The idea has been used since the early 1990s to cut the sulfur dioxide emissions behind acid rain, doing so at a far lower cost than critics predicted. But sulfur is relatively easy to control because most of it comes from power plants. Carbon dioxide, in contrast, comes from electrical plants, factories, fires, cars, planes — even human breath.
Still, other states and countries have tried to apply cap and trade to carbon. The European Union in 2005 created a greenhouse gas cap-and-trade system that now covers 30 countries, although experts remain divided over its success. And nine Northeastern states have a carbon cap-and-trade market, but it covers only power plants.
In Washington, congressional Democrats almost pushed through legislation two years ago to implement cap and trade nationwide. But the proposal died in the Senate, killed by Republicans convinced that global warming is either overblown or a hoax. Congress has refused to touch the issue ever since.
Now public concern about climate change is rising again, fueled by Superstorm Sandy’s rampage through New York and New Jersey. A smoothly functioning carbon market in California could revive federal interest, particularly if the system draws in other states or links with Europe’s market.
“We’d have a truly global cap-and-trade system, and that would shine the light on Washington and Beijing and other capitals to do something,” said Terry Tamminen, former secretary of the California Environmental Protection Agency under Gov. Arnold Schwarzenegger. He helped draft the state’s 2006 global warming law that led to cap and trade.
For the system to be judged a success, it must cut carbon emissions without saddling California businesses and consumers with higher costs.

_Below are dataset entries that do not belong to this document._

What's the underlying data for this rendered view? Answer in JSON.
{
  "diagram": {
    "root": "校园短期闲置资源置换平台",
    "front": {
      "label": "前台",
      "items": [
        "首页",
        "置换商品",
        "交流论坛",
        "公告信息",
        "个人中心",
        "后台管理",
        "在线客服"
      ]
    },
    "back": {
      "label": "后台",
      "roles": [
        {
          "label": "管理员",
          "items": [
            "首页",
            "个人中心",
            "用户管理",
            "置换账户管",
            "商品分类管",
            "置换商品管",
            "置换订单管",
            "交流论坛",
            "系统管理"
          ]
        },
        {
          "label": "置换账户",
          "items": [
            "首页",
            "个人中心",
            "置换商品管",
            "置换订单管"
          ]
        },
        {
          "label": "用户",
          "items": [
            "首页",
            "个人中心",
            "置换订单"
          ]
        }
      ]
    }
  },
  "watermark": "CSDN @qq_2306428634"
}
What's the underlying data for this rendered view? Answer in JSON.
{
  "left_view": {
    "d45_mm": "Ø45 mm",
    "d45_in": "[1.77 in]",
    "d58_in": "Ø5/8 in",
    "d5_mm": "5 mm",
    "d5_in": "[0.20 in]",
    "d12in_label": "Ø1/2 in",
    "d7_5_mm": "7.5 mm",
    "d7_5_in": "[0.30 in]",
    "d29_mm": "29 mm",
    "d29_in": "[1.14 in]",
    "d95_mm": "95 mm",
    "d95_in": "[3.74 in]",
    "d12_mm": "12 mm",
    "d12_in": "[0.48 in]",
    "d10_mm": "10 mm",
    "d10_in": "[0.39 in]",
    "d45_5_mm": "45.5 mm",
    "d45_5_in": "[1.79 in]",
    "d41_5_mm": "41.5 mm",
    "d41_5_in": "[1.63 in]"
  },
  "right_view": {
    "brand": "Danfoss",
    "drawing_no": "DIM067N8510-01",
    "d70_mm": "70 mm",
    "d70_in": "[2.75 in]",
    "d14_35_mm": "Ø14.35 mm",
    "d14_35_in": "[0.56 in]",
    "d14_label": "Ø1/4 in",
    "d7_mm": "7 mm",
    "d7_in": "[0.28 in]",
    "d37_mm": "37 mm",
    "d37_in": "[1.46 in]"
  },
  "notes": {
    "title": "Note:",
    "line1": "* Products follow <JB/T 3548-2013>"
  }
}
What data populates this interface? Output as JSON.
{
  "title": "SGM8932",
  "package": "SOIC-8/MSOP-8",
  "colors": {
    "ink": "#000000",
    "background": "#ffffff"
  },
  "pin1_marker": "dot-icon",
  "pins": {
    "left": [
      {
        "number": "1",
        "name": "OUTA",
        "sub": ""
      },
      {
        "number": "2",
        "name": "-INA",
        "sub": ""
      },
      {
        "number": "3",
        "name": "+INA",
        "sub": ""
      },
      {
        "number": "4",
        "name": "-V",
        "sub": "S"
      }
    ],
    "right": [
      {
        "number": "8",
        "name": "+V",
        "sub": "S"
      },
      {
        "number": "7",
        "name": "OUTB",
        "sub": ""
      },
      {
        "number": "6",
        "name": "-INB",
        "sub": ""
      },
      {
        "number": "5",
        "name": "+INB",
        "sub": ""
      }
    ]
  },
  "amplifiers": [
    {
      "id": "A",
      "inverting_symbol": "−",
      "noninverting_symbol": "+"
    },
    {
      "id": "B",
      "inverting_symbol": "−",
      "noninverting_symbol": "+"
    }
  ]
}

Success is hardly guaranteed.
A previous attempt to create a complex market, radically reorganizing the state’s electricity market in the late 1990s, ended in disaster. Traders at Enron and other firms discovered ways to game the system, driving up energy costs, triggering blackouts and forcing then-Gov. Gray Davis from office.
Some business groups have predicted similar catastrophes with cap and trade, saying the system will jack up prices for gasoline and electricity and send California companies fleeing to other states. Several business groups, including the Western States Petroleum Association, have launched a petition drive calling on Gov. Jerry Brown to halt the auction before it begins. He has declined.
Should their dire forecasts prove right, cap and trade would become too toxic for any American politician to try again. Other possible ways to address global warming at a federal level, such as a carbon tax, could be jeopardized as well.
“If California goes belly-up, we can all point to it and say, ‘See, we told you so,’” said Myron Ebell, the director of energy policy at the Competitive Enterprise Institute think tank who helped marshal federal opposition to cap and trade. “But that’s not a very gratifying option.”
“If it works, I’ll be amazed — a lot of people will be amazed,” he said.